I don't dispute anything you said. I'm in complete agreement. It
IS just a matter of time for China semiconductor to catchup and even lead. But, I think we may have different view on what "short term" means. : )
Oh, by the way, I think you all misinterpret my post in response to
@Topazchen. What I tried to point out was the US market is still very big and heavily reliant on tsmc, and case in point that US companies swooped in and filled the void left by the lose of Huawei business.

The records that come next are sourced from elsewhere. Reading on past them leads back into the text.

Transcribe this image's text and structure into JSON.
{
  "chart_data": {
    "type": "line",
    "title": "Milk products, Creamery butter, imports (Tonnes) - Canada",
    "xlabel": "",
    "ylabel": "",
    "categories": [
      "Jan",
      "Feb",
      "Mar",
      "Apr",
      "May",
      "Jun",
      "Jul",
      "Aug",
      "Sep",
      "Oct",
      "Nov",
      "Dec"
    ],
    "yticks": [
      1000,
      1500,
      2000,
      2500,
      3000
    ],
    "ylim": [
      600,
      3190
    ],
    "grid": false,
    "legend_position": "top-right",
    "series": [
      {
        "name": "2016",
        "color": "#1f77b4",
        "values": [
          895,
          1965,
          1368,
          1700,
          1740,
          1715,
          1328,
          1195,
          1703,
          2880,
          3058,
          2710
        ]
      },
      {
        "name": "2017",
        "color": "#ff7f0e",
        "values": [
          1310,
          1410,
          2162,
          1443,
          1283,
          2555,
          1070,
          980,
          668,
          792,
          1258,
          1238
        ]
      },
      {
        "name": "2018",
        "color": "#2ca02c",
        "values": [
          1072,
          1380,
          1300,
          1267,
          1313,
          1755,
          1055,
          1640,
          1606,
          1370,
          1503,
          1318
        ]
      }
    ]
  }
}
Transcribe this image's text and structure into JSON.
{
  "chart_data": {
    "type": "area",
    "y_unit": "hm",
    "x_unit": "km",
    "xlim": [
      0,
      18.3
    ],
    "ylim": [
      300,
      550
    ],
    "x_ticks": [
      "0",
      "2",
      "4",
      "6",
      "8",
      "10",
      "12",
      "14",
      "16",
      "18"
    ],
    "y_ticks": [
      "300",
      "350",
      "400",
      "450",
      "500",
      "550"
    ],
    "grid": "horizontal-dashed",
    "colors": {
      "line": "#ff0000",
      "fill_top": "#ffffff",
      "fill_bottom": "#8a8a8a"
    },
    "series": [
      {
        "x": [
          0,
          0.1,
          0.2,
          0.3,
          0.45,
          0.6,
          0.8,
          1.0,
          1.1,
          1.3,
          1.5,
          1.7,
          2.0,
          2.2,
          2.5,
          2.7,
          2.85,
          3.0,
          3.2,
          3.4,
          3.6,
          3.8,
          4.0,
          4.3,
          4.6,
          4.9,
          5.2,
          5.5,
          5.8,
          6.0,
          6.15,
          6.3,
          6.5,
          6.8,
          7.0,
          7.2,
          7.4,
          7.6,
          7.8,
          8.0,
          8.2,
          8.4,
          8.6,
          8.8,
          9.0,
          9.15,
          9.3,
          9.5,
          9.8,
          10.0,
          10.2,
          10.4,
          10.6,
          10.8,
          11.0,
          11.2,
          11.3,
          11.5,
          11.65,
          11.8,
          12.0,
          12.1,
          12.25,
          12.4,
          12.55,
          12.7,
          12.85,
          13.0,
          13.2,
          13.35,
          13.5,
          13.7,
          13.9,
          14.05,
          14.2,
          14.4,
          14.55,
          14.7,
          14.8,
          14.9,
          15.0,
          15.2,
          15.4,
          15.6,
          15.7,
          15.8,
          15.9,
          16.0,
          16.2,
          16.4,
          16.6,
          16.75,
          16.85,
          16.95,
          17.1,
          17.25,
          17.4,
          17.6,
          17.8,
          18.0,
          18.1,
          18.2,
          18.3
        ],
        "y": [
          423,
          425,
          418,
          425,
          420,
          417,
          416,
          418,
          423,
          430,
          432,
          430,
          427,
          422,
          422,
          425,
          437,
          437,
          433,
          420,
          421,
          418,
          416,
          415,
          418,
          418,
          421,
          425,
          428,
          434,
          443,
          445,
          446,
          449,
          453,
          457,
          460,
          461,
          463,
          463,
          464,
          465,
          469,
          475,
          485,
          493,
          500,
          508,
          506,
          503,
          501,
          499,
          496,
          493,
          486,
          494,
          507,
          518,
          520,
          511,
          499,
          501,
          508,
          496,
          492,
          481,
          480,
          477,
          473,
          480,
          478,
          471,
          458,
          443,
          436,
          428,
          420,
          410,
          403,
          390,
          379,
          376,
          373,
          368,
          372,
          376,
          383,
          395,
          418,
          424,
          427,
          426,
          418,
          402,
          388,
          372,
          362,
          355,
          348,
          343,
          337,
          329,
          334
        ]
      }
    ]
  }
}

tsmc's top-10 customers accounts for ~80% of their business. 7 of 10 are US companies. With new Intel business, tsmc will make even more $ from the Us. Unless someone can catchup to tsmc in terms of capability and capacity, there's no way that US government will stop tsmc from selling to US customers (which was what
@Topazchen said).
I was merely disputing the validity assumption that "Uncle Sam will stop tsmc from selling to both US and China". Doing so would kill off the US fabless companies, of course unless someone (Intel?) can replace tsmc (and this will not be any time soon). So,
1. if US market remains big, tsmc's future would be fine;
2. if China market surpasses US, tsmc could always switch allegiance and start selling to the China market (this of course unless SMIC can catch up to tsmc).
Either way, I just don't see how tsmc's future would be bleak...unless assumption I provided comes true.